Sarah and her former co-head, Paula, pioneered a schoolwide initiative called Out and About. Out and About is a rather simple but powerful practice. Once a week, each class spends part of the day learning outside no matter the weather, rain or shine (splashing in puddles is not off limits!). Sometimes classes use Out and About time to play games, to go for ‘wellie walks’ to the school’s conservation area and pond, or even to climb a tree. Other times they study for SATs but in a more relaxed and green environment. Often, learning becomes more physical and rooted in the surrounding natural landscapes: children can construct a story or build a model of circulation of the heart with ‘bits and pieces’ like pegs and pebbles, sticks and stones, or whatever they can find while wandering through the school grounds.

Out and About was inspired by pupils’ experiences in Artscapers, an arts-in-nature approach led by Cambridge Curiosity and Imagination.
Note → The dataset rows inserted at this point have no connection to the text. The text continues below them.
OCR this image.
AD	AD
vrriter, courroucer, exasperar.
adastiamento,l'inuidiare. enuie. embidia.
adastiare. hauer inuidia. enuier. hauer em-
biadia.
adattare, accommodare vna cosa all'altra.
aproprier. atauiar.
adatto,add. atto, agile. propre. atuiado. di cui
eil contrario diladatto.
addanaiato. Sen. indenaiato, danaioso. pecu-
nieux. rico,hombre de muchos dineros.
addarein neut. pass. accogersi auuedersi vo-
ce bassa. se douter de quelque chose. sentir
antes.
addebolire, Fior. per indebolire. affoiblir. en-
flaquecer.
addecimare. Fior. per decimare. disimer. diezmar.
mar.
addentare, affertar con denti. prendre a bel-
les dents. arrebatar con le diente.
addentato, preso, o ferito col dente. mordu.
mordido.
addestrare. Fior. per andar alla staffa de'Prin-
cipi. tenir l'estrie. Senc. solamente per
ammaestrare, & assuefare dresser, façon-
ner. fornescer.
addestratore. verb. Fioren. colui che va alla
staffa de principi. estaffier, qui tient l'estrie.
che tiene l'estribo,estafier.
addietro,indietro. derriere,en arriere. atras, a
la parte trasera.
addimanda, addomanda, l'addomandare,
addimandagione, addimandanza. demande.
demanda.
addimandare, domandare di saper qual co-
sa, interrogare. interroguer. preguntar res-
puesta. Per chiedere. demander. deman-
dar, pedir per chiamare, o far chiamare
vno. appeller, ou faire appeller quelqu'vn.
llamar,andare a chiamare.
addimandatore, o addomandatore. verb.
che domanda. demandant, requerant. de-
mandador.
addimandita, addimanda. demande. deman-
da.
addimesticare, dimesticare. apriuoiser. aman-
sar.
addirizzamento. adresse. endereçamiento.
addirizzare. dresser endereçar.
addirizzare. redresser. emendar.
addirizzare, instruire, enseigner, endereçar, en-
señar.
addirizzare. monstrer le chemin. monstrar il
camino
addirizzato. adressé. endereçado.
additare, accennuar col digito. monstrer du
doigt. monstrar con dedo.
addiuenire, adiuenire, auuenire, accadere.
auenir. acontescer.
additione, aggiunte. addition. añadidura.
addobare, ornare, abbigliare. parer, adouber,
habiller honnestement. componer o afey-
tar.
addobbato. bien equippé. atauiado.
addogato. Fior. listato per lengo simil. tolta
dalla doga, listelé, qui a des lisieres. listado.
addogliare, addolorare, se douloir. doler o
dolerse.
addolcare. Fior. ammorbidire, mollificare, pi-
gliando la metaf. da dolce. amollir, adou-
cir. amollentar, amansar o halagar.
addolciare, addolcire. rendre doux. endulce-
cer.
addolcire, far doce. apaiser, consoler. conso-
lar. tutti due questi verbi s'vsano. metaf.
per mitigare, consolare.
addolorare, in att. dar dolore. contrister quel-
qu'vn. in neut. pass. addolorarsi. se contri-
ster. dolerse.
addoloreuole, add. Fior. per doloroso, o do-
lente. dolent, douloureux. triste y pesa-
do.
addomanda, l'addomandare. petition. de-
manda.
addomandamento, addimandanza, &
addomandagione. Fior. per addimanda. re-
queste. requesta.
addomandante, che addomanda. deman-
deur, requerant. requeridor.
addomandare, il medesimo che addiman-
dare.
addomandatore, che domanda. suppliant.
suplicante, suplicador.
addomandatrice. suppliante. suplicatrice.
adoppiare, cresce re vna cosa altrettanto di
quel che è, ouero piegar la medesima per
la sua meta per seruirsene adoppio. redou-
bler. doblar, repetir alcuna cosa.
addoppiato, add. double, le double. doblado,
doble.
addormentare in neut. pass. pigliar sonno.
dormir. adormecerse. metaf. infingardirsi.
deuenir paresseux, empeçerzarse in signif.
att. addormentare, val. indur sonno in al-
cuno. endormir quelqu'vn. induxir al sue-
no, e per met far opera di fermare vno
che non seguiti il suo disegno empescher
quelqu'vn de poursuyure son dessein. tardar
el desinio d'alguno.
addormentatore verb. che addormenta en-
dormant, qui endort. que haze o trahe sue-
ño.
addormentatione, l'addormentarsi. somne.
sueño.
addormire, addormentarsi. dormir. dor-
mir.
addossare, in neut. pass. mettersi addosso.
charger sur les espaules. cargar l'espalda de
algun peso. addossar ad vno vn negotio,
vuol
Wanting to sustain the spirit of Artscaping, Sarah and Paula first trialled Out and About with their Year One classes. They found even a simple walk across the school grounds each week, noticing what had stayed the same and what changed, created fruitful learning opportunities. When Sarah and Paula became co-heads at Mayfield, they rolled Out and About schoolwide which has been transformative for children and staff.

Children learn differently outside beyond the limits of the classroom. They can walk, talk, make connections with peers and express themselves more freely without the pressure of a classroom. Teachers also benefit from spending sustained time alongside pupils outside – they make new connections and discover children’s diverse capabilities. Time pressures and a full curriculum can make it hard to get outside each week, but Mayfield teachers do it. Sarah advises, if it’s important enough, you’ll find the time and you’ll do it. You can always find the time.